During the 1930’s and 40’s the British Board of Film Censors (BBFC) was very much opposed to Hollywood style horror and actively discouraged British film makers from producing such films. The Gaumont-British Picture Corporation ignored the warning and produced The Ghoul (1933), a British haunted-house thriller which features Boris Karloff as an 'undead' creature stalking a house full of heirs to his fortune. The film also starred Sir Cedric Webster Hardwicke, Dorothy Hyson, and Anthony Bushell, Kathleen Harrison and Ernest Thesiger who is best remembered for his performance as Dr.
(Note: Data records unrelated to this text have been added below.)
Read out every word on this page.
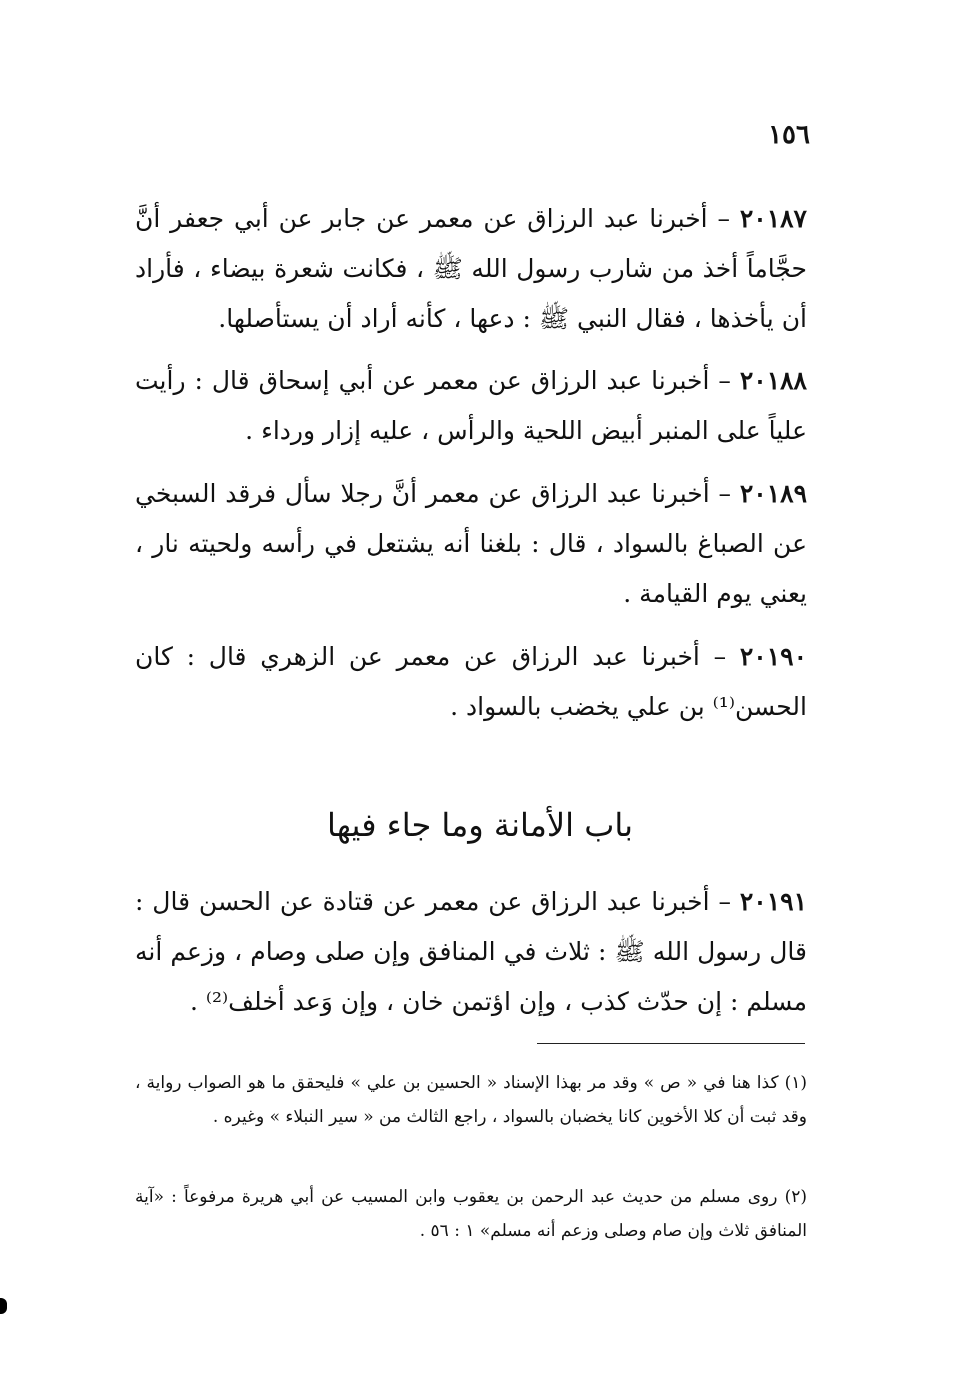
١٥٦
٢٠١٨٧ – أخبرنا عبد الرزاق عن معمر عن جابر عن أبي جعفر أنَّ حجَّاماً أخذ من شارب رسول الله ﷺ ، فكانت شعرة بيضاء ، فأراد أن يأخذها ، فقال النبي ﷺ : دعها ، كأنه أراد أن يستأصلها.
٢٠١٨٨ – أخبرنا عبد الرزاق عن معمر عن أبي إسحاق قال : رأيت علياً على المنبر أبيض اللحية والرأس ، عليه إزار ورداء .
٢٠١٨٩ – أخبرنا عبد الرزاق عن معمر أنَّ رجلا سأل فرقد السبخي عن الصباغ بالسواد ، قال : بلغنا أنه يشتعل في رأسه ولحيته نار ، يعني يوم القيامة .
٢٠١٩٠ – أخبرنا عبد الرزاق عن معمر عن الزهري قال : كان الحسن⁽¹⁾ بن علي يخضب بالسواد .
باب الأمانة وما جاء فيها
٢٠١٩١ – أخبرنا عبد الرزاق عن معمر عن قتادة عن الحسن قال : قال رسول الله ﷺ : ثلاث في المنافق وإن صلى وصام ، وزعم أنه مسلم : إن حدّث كذب ، وإن اؤتمن خان ، وإن وَعد أخلف⁽²⁾ .
(١) كذا هنا في « ص » وقد مر بهذا الإسناد « الحسين بن علي » فليحقق ما هو الصواب رواية ، وقد ثبت أن كلا الأخوين كانا يخضبان بالسواد ، راجع الثالث من « سير النبلاء » وغيره .
(٢) روى مسلم من حديث عبد الرحمن بن يعقوب وابن المسيب عن أبي هريرة مرفوعاً : «آية المنافق ثلاث وإن صام وصلى وزعم أنه مسلم» ١ : ٥٦ .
Pretorius in James Whale's film Bride of Frankenstein (1935).
The Ghoul (1933) was directed by T. Hayes Hunter who directed many films in the 1910's and 20’s, before moving to Britain in 1927. Written by Rupert Downing, Leonard Hines, Roland Pertwee and John Hastings Turner the screenplay was very loosely based on the 1928 novel and play by Frank King of the same name.
Filmed March 13-late April 1933, it was Karloff's first British feature. When Karloff traveled to England to shoot The Ghoul (1933), it was the first time in nearly 25 years that he returned to his home country and reunited with the surviving members of his family. It has been reported that Karloff was somewhat apprehensive about the possibility of his family disapproving of his acting career. But much to his surprise, not only did his family support him, they were thrilled to have a famous movie star in the family.
The Ghoul (1933) was the first British horror film of the sound era and the first British film to be labeled "horrific" or rated “H” by the British Board of Film Censors (BBFC). This rating was applied to any film that the BBFC deemed likely to be frightening or horrifying to children under the age of 16. Despite its “H” rating the film was popular in the UK but performed poorly in the US.
For years The Ghoul (1933) was regarded as a "lost film" until a nitrate release print was discovered in the Czech National Archives in Prague In 1969, by film historian and collector William K. Everson . This print was a subtitled edited version that was in poor condition and contained numerous splices.
Years later, a print of the uncut British version was finally discovered in a film vault at Shepperton Studios. The film vault which had been blocked by a stack of wood was discovered when the wood was removed. Inside the vault was a nitrate camera negative of the film in perfect condition.
The failure of Gaumont-British to renew the film's copyright resulted in it falling into public domain. Therefore, many of the versions of this film available on the market are of extremely poor quality, having been duped from second or third-generation copies of the film.